This elegant little box with a bleached midnight-blue close-up of tree foliage (from Konigsforst in Germany to be precise) contains four slabs of the most sublime, eerie, beguiling and beautiful electronica you are ever likely to hear. One word, written in white, raised- all you need to know: GAS.

Electronica really is a misnomer, however. Wolfgang Voigt attempts to pull together various strands of Germanic cultural history - schlagen, polka and classical and indeed one way of trying to evoke how this music is to re-imagine it as a post-rave version of Casper David Friedrich’s painting From The Summit. “I try to reduce the material to its basic aesthetic structure by using different zoom, loop and alienation techniques in order to release it from its original meaning and context”. GAS is based on a love of pastoral myth and from former hippy days spent tripping in the above woods - a distorted connection with the past through the sound of the future with the cover art of hypnotically coloured photography (and additional photographs enclosed in the box) acting as a portal to the worlds within.

Voigt is one of the principle players in minimalist techno, uncomprehendingly influential, consistently inventive. As the main man behind Cologne label Kompakt, he is responsible for managing an independent empire but GAS will always resound as his greatest artistic success. This ‘softly’ remastered box contains all four albums released over a period of five years from 1995 until the final instalment (so far) of Pop in 2000.

The sound is staggeringly unique. Hard 4/4 beats heard from a thousand submerged miles away, carried through an ether of (literally) Wagnerian drones. Brass swells mingle with hallucinatory treatments in a mix that at first seems somehow… wrong. When I first heard Konigsforst a decade ago, I remember fiddling with the stereo, checking the headphones confused as to what the fuck was going on in my ears. It is the electronic equivalent of My Bloody Valentine’s ‘To Here Knows When’, a miasma of beguiling sound. There is a mystical, mythical feel to the work. The vagueness of the sounds and the elevated emotion bring forth an edgy wide-eyed wonder, though it’s never childlike. GAS captures an adult heart; this is a music that erases your self after it has been formed. You feel dwarfed by it. Equally, GAS is oddly redolent of David Lynch both sonically and philosophically- an acknowledgement of an ungraspable something underneath the labyrinthian canopies of endless trees- a world you can enter whenever you wish but somehow retain a sense of being an alien.

The first three CDs show a general perfecting of GAS sound. GAS was followed by Zauberberg (translated as Magic Mountain), culminating in the aforementioned Konigsforst. Critically, the third long-player seems to be the high watermark of the project especially on the 15 minutes of bewitching and humbling pastoral edginess of the fourth track (all tracks on all albums are untitled). This is music that steps beyond the evocative - you can do nothing but live within this noise.

Interesting too are the links to minimalism.
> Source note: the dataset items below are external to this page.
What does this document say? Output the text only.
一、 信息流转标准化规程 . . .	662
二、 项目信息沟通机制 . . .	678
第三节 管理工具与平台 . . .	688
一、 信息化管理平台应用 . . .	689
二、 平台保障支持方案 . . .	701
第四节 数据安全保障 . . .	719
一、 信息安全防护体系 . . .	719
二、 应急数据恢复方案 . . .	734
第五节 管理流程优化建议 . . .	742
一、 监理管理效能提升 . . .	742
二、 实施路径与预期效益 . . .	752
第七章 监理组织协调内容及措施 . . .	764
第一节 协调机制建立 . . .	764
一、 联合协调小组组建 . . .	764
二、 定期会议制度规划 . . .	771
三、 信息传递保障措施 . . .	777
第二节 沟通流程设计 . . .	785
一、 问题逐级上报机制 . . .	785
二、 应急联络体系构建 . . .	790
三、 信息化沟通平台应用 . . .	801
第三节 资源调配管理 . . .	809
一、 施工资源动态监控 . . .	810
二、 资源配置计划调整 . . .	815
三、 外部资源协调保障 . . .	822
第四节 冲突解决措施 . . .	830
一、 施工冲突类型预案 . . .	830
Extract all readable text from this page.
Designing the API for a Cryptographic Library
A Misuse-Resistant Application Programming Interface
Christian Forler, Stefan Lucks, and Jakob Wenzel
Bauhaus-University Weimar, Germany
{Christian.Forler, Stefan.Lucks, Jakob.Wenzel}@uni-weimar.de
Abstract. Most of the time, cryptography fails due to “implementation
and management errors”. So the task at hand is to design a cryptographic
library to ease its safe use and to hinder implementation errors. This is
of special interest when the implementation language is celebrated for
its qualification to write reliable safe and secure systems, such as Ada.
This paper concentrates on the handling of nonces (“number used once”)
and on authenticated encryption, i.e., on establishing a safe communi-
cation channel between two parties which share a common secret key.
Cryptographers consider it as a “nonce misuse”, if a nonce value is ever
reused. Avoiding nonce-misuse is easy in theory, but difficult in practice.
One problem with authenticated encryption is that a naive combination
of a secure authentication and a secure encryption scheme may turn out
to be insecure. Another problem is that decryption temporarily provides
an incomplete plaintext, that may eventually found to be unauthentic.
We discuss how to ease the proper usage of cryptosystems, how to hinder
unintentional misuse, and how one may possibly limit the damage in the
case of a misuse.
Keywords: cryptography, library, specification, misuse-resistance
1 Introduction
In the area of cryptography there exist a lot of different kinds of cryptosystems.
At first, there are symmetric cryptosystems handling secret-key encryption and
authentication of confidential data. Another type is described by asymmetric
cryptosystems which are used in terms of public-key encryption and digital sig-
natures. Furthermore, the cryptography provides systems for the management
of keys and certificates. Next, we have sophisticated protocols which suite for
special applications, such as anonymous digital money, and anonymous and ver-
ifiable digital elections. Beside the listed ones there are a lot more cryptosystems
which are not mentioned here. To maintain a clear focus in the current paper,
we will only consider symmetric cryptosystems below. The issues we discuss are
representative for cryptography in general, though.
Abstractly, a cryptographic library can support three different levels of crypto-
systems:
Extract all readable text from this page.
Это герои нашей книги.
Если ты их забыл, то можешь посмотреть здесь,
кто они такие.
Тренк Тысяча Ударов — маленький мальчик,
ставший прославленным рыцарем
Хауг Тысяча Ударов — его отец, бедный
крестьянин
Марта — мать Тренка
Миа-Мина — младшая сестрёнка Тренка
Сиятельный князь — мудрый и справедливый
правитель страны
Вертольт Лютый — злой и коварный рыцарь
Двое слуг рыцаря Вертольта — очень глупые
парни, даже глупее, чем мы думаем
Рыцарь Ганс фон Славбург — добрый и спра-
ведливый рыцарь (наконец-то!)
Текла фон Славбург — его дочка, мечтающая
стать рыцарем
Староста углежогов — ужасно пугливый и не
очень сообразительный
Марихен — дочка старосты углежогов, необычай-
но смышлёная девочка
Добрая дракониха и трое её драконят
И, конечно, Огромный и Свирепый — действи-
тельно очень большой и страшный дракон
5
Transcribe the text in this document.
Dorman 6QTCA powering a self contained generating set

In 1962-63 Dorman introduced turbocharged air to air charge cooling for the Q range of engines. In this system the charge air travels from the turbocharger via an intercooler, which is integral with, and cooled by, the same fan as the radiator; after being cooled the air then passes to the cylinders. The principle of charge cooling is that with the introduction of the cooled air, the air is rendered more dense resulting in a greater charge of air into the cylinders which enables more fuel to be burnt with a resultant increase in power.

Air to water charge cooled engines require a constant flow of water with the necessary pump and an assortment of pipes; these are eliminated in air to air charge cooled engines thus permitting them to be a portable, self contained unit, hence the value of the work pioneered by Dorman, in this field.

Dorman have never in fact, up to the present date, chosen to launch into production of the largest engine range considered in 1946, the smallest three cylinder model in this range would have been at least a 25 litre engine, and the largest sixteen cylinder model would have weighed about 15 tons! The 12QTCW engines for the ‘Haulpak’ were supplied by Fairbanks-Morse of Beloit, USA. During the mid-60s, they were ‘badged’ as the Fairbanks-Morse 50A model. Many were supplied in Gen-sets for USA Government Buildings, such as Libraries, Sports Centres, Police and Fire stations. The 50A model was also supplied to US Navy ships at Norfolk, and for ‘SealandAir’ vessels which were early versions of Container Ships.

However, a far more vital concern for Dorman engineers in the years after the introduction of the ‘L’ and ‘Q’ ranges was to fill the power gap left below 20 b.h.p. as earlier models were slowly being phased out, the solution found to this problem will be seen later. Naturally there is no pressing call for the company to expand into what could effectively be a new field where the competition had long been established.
Philip Sherburne has kick-started a discussion about the merits of contemporary minimalism (expanding out into an exploration of dance music in general), questioning the merits of a genre that, once radical, now pitches a queer pleasure-free austerity, especially within the heart of Berlin. Mark Fisher and Simon Reynolds have run with this, looking at a distinct lack of club energy (12 Hour Party People as Fisher wittily calls it) while Reynolds has explored a new demographic of comfortable artisans, happy in creative work and not requiring the expulsion of energy that rave allowed in such socially dire times. Voigt and GAS demonstrate the possibilities - austerity replaced by myth. It’s only in retrospect that you realise how little is going on in GAS. It’s not stark, but there are hardly layers up on layers of detail either. What is perplexing is the minimal as maximal approach. Just a few layers, but everything made to swell, disorientate and confuse and seduce. Minimal does not need to mean stark, and this is irresolutely simple but complex music

The last CD, Pop ushers in a drastic metamorphosis of sound (but not atmosphere). Seemingly composed of the forest itself, it is impossible to discern the sound sources. The orchestral samples have seemingly vanished to be replaced by synth washes with wildly processed streams and wind. At least, that’s what it could be. Or maybe a million other things.

This all misses the point though. I am not someone who ever uses the word masterpiece or considers genius to even exist as a concept. Yet a decade of living with GAS has done nothing but exaggerate the power of this unparalleled and sublime music. Just £20 and you can get lost forever.